An infinite number of boards are lined up, and the number $1$ is written on the first board.
Write the numbers on the board from the left, but the number written on the $n$th board can only be the sum of the two numbers written on the $1$st to $n-1$th boards. (It is allowed to draw two numbers from the same board and write the sum of the numbers.)
Let f(x) be the minimum position on the board where x can appear.
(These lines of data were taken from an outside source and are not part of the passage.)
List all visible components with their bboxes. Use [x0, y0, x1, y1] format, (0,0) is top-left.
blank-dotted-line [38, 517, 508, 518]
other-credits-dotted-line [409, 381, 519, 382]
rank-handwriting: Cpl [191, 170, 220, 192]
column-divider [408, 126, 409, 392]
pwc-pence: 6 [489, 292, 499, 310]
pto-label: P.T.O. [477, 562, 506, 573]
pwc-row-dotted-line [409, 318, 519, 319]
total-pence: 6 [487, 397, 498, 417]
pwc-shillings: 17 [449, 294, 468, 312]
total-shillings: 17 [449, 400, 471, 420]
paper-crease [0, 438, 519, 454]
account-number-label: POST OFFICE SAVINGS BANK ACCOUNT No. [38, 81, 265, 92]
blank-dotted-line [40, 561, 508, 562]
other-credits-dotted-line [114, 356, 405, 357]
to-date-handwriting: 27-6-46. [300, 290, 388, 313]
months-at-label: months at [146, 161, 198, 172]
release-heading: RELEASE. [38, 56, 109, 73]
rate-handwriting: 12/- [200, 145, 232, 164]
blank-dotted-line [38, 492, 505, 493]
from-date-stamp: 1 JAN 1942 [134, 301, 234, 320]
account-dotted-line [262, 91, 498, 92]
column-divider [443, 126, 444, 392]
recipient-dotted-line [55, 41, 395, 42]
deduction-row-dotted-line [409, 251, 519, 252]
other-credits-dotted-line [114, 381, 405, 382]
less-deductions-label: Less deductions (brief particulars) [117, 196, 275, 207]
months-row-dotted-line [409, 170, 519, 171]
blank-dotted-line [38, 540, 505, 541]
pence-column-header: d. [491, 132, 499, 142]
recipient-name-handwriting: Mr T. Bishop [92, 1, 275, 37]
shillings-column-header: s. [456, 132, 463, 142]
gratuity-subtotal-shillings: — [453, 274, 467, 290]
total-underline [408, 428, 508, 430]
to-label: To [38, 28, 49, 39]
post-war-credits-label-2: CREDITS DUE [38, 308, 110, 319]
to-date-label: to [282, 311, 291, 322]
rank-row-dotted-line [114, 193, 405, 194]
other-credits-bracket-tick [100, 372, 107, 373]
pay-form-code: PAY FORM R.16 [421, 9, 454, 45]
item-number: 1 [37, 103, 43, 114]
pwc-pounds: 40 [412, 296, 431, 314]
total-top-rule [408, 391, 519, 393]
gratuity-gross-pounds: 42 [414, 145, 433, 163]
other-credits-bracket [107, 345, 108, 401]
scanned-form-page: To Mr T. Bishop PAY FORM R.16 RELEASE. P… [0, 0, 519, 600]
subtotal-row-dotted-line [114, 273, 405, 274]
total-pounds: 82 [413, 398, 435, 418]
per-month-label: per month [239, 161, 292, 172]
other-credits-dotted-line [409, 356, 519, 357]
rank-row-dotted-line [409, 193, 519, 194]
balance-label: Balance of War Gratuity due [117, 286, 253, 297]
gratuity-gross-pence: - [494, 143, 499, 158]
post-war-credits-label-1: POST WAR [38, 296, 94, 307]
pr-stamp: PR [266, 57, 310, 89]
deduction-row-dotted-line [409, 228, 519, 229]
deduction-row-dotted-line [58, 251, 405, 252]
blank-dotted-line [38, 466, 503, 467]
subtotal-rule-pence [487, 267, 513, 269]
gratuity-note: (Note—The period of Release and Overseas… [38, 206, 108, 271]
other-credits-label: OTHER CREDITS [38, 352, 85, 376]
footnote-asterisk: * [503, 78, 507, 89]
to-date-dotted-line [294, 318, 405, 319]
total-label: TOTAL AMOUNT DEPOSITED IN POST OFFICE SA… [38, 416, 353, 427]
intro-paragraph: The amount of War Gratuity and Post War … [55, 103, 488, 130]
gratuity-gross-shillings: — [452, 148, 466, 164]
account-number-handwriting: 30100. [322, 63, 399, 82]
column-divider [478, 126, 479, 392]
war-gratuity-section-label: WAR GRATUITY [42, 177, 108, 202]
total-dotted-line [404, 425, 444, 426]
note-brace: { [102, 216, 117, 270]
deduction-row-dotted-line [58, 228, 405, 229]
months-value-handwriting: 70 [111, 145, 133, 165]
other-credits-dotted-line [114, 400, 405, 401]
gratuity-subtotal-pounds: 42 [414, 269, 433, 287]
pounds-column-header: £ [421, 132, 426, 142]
For example, $1,2,3,4,5$ are possible and $1,2,4,5$ are also possible and $3$th boards's number can only $3$ or $4$. From this, you can know $f(5)=4$.
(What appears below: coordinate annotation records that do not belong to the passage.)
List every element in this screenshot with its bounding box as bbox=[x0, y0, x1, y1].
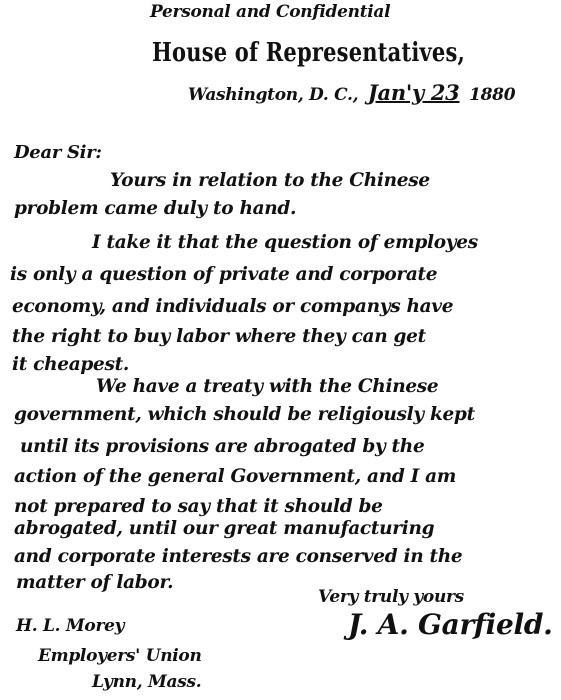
body-line: problem came duly to hand. bbox=[14, 198, 296, 219]
addressee-organization: Employers' Union bbox=[38, 646, 202, 666]
year: 1880 bbox=[469, 85, 515, 105]
body-line: We have a treaty with the Chinese bbox=[96, 376, 438, 397]
body-line: is only a question of private and corpor… bbox=[10, 264, 437, 285]
date: Jan'y 23 bbox=[364, 80, 464, 105]
body-line: government, which should be religiously … bbox=[14, 404, 475, 425]
body-line: Yours in relation to the Chinese bbox=[110, 170, 430, 191]
salutation: Dear Sir: bbox=[14, 142, 102, 163]
addressee-name: H. L. Morey bbox=[16, 616, 124, 636]
letterhead-title: House of Representatives, bbox=[152, 36, 465, 67]
body-line: abrogated, until our great manufacturing bbox=[14, 518, 434, 539]
addressee-location: Lynn, Mass. bbox=[92, 672, 201, 692]
signature: J. A. Garfield. bbox=[348, 608, 553, 641]
body-line: action of the general Government, and I … bbox=[14, 466, 456, 487]
letter-page: Personal and Confidential House of Repre… bbox=[0, 0, 561, 700]
dateline: Washington, D. C., Jan'y 23 1880 bbox=[188, 80, 515, 105]
body-line: I take it that the question of employes bbox=[92, 232, 478, 253]
body-line: it cheapest. bbox=[12, 354, 129, 375]
body-line: and corporate interests are conserved in… bbox=[14, 546, 462, 567]
body-line: economy, and individuals or companys hav… bbox=[12, 296, 453, 317]
body-line: matter of labor. bbox=[16, 572, 173, 593]
body-line: not prepared to say that it should be bbox=[14, 496, 383, 517]
confidential-marking: Personal and Confidential bbox=[150, 2, 390, 22]
body-line: the right to buy labor where they can ge… bbox=[12, 326, 426, 347]
closing: Very truly yours bbox=[318, 587, 464, 607]
body-line: until its provisions are abrogated by th… bbox=[20, 436, 424, 457]
place: Washington, D. C., bbox=[188, 85, 358, 105]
I think it so hardly but I cannot think answer. I proved $f(mn) \leq f(m)+f(n)-1$. This is simply proved. If $(a_1 , a_2, ...,a_{f(n)}=n)$ and $(b_1 , b_2, ...,b_{f(m)}=m)$ are possible then $(a_1, a_2, ...,a_{f(n)}=n=nb_1, nb_2, ..., nb_{f(m)}=nm)$ are possible. So $f(nm) \leq f(n)+f(m)-1$.
I think If $n$ is prime, $f(mn) = f(m)+f(n)-1$.(Maybe be wrong) So I think we can find a function using the function values for all prime numbers.
Is my guess correct? How can I find the function $f$?